Credit goes to Ghosh for his ingenuous style and attention to detail. In my review of Swades, I had written that Gowariker managed to create a picture of India because of his attention to detail. Well, Ghosh does pretty much the same thing, albeit at a micro level. Whether it is Manoj's ignorance to using a cell-phone, Neerja's biting on her chain or the casual way in which her bra-strap shows- Ghosh splendidly achieves capturing mannerisms. Also note the credit titles which rechristen cinematography as image and editing as montage. Novel and a masterful stroke! 'Raincoat' is furthermore about wonderful performances. Ajay Devgan in the past three years has portrayed memorable characters(Company, Gangaajal and Raincoat) and with 'Raincoat' he emphasizes once more just how comfortable he has become with the camera. Here is an actor who essays roles without ever allowing the camera to catch him unawares.

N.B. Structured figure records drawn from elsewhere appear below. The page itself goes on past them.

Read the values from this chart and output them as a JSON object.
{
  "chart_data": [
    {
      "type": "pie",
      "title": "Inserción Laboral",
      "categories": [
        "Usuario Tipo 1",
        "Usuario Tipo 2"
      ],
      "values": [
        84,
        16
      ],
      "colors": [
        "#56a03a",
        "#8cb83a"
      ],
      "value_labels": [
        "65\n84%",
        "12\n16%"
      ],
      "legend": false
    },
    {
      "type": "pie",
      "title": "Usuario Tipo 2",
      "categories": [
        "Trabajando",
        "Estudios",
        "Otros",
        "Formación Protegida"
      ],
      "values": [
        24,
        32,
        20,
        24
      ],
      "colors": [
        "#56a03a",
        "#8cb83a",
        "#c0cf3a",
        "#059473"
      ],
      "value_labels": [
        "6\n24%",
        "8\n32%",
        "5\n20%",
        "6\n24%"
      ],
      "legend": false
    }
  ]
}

Aishwarya Rai has always been a director's actress. Like Bhansali, Ghosh manages to extract from her a perfect balance of poise and restlessness. The fact that her character basically plays out her part also helps. And finally this movie review will be incomplete without the mention of one Mr. Annu Kapoor. Kapoor plays his part of a landlord with such effortless ease that he reminds us of what a great talent he is and how we have wasted him. There was another Kapur this year that made us do the same thing- Pankaj Kapur in Maqbool. Due mention must be given to Bishwadeep Chatterjee's work on the sound and Shubha Mudgal's vocals in the background. One can argue that she could have been used with more discretion, but that will tantamount to nitpicking! 'Raincoat' is an elegiac tale told with earnestness- Ghosh's gift to an intelligent audience. Watch it and be overwhelmed.